Para facilitar o acesso, a Secretaria de Turismo lançou uma cartilha com as principais informações sobre as linhas de crédito, os bancos parceiros e o passo a passo. Os documentos podem ser encaminhados à distância e a escolha da modalidade pode ser feita sem a necessidade de deslocamentos até uma agência ou unidade física. Também foram realizados 18 eventos online para o setor, entre março e agosto. Este mês, o Ministério do Turismo e o Desenvolve SP fecharam parceria para destinação de mais R$ 400 milhões a empresas do setor turístico pelas linhas de crédito do Fundo Geral do Turismo – Fungetur. O aditivo amplia a capacidade de auxiliar a recuperação e retomada das empresas turísticas paulistas.

Mas fomos além: a Setur/SP e o Banco Interamericano de Desenvolvimento (BID) oficializaram um acordo de cooperação técnica com foco na retomada econômica das atividades turísticas. O acordo permitirá o desenvolvimento de projetos que pautem uma recuperação sustentável do turismo no Estado, bem como a elaboração de estudos complementares que apoiem futuros pedidos de financiamento internacional. A cooperação prevê a doação de US$ 250 mil, tendo como beneficiária a Setur/SP, a serem investidos em três frentes: elaboração de um plano com estratégias e ações de médio e longo prazo; realização de estudos complementares para apoiar a implantação do plano; e um estudo de apoio à melhoria da dinâmica de concessão de crédito para o setor.

Os recursos virão do Programa Estratégico para o Desenvolvimento de Sustentabilidade do BID e a cooperação técnica terá a duração de 18 meses.

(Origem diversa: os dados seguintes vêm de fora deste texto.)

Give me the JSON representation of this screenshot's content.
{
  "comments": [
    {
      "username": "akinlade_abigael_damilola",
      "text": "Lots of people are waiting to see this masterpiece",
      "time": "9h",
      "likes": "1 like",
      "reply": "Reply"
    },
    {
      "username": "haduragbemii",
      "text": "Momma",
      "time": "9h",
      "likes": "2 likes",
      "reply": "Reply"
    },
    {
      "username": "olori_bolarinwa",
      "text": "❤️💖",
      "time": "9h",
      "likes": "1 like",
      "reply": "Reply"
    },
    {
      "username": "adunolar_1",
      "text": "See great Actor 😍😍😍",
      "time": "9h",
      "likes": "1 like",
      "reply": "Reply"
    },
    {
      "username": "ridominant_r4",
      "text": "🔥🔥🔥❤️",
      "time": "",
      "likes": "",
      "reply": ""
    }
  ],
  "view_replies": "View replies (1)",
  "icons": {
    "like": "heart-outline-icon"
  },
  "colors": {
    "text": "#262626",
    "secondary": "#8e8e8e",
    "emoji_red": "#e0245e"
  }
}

Importante destacar que também estamos estudando com o BID uma proposta de empréstimo de 500 milhões de dólares para o turismo de São Paulo. Voltando ao começo: é preciso irrigar a economia do Turismo para que possamos nos recuperar rapidamente, em todo o país e especialmente em Santa Catarina. Lembrando que, para atingir esse objetivo, não basta dinheiro: é preciso ter projetos sólidos e exequíveis, de curto, médio e longo prazos, e que contemplem uma estratégia estadual com visão harmônica de todas as regiões turísticas catarinenses.